Das ist unsere Hoffnung: Nichts kann uns aus dieser Bahn werfen. Deshalb heißt es so oft: „Freut euch! Freut euch im Herrn!“ Euch öfter dasselbe zu schreiben, ist mir nicht lästig. Für euch bedeutet es, dass ihr fest werdet.
Das ist der Grund, warum man manchmal Dinge predigt, die man schon einmal gesagt hat. Wir sind Menschen und vergesslich. Hier unten sind noch welche. Deshalb ist es wichtig, bestimmte Themen immer wieder zu predigen.
Es ist wichtig, weil Menschen dadurch fest und sicher in den Dingen werden, wenn sie sie immer wieder hören. Also bitte nicht abschalten, wenn ihr denkt: „Oh, das Thema kenne ich doch eigentlich schon.“ Hört noch einmal zu – es ist gut für euch.
Warnung vor falschen Lehrern: Die Bedrohung erkennen
Vers zwei: Jetzt kommen wir zu den Problemen. Was Paulus hier macht, ist ein sehr abrupter Übergang. Er verwendet drei Begriffe, die er besonders betont. Deshalb steht das Verb im Imperativ, in der Gebotsform, und das gleich dreimal sehr betont.
Man hat den Eindruck, dass Paulus daran zweifelt, ob die Philipper die ganze Massivität der Bedrohung, die vor ihnen liegt, bereits richtig verstanden haben. Am Ende, bei dem dritten Begriff, den wir gleich lesen werden – dem Begriff „Zerschneidung“ –, merkt man, dass die Bedrohung starke jüdische Züge hat.
„Seht auf die Hunde, seht auf die bösen Arbeiter, seht auf die Zerschneidung!“ So sprechen wir heute nicht mehr. Ich muss das ein bisschen erklären.
Hunde als Bild für Unreinheit und Feindschaft
Hunde – fangen wir mit den Hunden an. Der Begriff „Hunde“ ist durch und durch negativ belegt. Das findet sich bereits im Alten Testament. Vielleicht verstehen wir das nicht so gut, weil wir heute in einer hundefreundlichen Gesellschaft leben.
Wir sind ja, oder Bärbel ist Hauswartin, und manchmal haben wir den Eindruck, dass Leute ihre Hunde überall hinkacken lassen, zumindest immer in unserem Vorgarten. Die Hunde dürfen irgendwie alles – so eine Gesellschaft sind wir. In der damaligen Zeit war das ganz anders.

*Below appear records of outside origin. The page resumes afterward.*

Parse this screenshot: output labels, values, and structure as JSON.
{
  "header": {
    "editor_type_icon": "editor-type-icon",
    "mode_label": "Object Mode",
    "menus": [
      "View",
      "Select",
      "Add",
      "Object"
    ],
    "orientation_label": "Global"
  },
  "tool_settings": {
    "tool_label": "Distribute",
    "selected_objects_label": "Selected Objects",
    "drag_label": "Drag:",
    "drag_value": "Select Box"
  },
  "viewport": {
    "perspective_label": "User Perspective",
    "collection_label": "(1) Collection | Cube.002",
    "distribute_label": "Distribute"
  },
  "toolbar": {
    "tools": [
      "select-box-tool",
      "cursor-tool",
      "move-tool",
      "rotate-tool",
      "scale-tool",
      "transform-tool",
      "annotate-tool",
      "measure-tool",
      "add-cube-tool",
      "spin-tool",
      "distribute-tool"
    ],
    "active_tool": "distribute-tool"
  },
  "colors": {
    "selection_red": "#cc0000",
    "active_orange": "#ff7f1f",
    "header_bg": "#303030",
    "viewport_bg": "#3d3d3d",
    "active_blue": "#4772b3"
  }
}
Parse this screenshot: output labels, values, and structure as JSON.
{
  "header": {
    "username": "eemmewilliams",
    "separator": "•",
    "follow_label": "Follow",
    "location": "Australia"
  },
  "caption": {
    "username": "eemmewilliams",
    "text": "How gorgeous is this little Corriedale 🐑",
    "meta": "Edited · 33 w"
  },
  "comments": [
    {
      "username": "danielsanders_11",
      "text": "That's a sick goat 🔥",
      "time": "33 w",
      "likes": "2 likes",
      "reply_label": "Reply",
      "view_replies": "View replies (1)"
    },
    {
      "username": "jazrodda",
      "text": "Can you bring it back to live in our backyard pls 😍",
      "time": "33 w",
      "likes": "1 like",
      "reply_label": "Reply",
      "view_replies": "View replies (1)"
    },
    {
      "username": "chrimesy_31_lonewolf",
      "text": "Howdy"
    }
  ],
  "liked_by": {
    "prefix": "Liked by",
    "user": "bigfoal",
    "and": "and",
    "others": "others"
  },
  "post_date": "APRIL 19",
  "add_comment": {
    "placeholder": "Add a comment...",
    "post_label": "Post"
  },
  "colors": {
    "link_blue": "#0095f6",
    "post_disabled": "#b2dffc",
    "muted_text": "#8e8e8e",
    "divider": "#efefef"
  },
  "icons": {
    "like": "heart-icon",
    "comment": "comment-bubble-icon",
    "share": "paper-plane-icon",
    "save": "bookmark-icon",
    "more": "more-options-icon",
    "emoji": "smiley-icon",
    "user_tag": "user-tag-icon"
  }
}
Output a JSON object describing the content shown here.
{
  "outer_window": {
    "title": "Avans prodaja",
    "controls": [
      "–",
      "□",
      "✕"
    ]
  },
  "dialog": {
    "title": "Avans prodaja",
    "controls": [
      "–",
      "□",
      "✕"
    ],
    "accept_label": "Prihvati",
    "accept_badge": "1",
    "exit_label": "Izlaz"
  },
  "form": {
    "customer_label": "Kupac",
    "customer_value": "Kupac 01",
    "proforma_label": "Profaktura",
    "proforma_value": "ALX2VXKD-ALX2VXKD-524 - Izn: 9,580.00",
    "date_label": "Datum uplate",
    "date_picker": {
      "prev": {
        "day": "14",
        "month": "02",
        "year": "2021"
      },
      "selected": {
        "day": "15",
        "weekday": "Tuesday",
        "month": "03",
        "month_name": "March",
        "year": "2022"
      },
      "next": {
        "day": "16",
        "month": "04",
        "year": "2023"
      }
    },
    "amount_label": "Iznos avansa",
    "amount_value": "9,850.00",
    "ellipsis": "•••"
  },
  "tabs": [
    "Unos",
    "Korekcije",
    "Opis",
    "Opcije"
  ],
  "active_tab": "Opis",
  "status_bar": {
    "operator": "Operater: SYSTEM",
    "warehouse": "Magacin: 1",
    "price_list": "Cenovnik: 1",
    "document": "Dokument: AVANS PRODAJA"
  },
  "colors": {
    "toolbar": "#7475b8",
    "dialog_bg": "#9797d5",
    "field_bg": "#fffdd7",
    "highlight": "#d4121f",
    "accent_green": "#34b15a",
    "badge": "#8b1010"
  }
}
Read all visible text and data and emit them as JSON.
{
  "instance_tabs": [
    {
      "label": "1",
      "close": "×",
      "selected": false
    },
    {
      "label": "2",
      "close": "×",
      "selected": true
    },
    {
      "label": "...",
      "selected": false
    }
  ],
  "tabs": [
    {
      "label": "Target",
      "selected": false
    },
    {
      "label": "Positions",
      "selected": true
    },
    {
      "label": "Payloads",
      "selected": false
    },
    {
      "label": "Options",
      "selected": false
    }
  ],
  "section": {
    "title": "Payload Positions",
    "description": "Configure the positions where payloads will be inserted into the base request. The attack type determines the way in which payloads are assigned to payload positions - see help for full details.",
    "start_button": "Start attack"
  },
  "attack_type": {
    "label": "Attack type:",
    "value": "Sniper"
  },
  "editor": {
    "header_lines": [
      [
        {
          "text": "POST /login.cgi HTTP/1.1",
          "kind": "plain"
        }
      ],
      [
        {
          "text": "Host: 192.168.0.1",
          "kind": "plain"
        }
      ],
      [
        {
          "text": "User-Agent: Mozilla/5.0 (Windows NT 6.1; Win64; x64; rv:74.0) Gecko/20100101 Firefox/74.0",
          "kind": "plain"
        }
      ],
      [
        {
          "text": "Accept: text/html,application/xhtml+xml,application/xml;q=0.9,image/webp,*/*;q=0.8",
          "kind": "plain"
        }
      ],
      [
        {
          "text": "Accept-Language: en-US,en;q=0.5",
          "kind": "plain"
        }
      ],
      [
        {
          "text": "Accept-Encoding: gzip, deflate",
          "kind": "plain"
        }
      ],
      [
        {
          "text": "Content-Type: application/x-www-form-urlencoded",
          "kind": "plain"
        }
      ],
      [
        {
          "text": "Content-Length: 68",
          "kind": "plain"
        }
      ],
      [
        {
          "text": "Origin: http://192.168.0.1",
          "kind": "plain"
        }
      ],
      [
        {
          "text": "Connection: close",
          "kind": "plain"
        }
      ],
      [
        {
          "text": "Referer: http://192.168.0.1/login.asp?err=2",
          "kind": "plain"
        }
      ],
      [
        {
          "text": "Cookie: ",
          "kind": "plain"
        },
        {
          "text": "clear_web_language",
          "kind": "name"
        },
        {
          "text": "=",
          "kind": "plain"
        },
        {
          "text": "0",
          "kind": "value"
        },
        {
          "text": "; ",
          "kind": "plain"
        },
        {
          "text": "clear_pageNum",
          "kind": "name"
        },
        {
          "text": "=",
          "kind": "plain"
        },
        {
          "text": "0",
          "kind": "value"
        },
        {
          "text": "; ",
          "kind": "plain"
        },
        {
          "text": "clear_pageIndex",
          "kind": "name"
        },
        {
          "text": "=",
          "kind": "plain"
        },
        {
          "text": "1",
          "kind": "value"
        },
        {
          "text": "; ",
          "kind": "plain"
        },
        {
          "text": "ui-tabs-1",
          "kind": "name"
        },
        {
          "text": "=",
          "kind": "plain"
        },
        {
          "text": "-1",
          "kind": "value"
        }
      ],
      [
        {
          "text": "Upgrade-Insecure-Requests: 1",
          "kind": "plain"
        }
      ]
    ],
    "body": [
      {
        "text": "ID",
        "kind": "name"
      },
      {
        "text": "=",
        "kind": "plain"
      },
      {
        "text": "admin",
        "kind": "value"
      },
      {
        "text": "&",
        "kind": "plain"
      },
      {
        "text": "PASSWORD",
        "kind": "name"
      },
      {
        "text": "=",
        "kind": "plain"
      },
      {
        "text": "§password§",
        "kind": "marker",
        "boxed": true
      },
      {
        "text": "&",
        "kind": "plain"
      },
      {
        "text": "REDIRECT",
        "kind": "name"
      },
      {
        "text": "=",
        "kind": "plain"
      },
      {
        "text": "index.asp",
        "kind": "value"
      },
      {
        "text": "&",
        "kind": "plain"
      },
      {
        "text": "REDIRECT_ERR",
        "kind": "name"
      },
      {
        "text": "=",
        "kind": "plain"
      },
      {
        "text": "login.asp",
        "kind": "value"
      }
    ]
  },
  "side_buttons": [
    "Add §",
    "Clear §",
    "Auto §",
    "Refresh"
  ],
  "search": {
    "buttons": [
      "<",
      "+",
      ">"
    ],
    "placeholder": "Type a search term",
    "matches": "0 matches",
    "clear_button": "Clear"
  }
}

Hunde waren ein Bild für Unreinheit, Unverschämtheit, Gier und Gerissenheit. Sie standen für Frechheit und Angriffslust. Das waren unreine Tiere, die sich von Aas und Unrat ernährten. In der Mischna, einer jüdischen Schrift, in der Gebote erklärt werden, wird der Begriff „Hund“ synonym mit „Heide“ verwendet, also gleichwertig. Ihr merkt schon: Der Hund steht für den unreinen Menschen, für Menschen, die sich außerhalb des Bundes mit Gott befanden.
Genau das ist der Punkt, den Paulus hier machen will. Wir haben es mit Leuten zu tun, die einen jüdischen Hintergrund haben, die eigentlich aus dem Judentum kommen. Paulus sagt: „Seht auf die Hunde!“ Das heißt, die falschen jüdischen Lehrer, die hier zum Problem werden, waren geistlich betrachtet nicht die Elite. Sie waren der Abschaum, nicht die Heiligen, sondern eigentlich außerhalb des Bundes mit Gott.
Das hätten sie natürlich selbst so nie gesagt, aber so beurteilt Paulus sie.
Böse Arbeiter und die Bedeutung der Zerschneidung
Seht auf die bösen Arbeiter, böse deshalb, weil sie mit einer bösen Absicht ihr Werk tun. Seht auf die Zerschneidung – köstlich. Ich weiß nicht, ob Paulus lange nachdenken musste, um auf solche Begriffe zu kommen, aber das ist wirklich deftig: Zerschneidung. Das muss ich erklären.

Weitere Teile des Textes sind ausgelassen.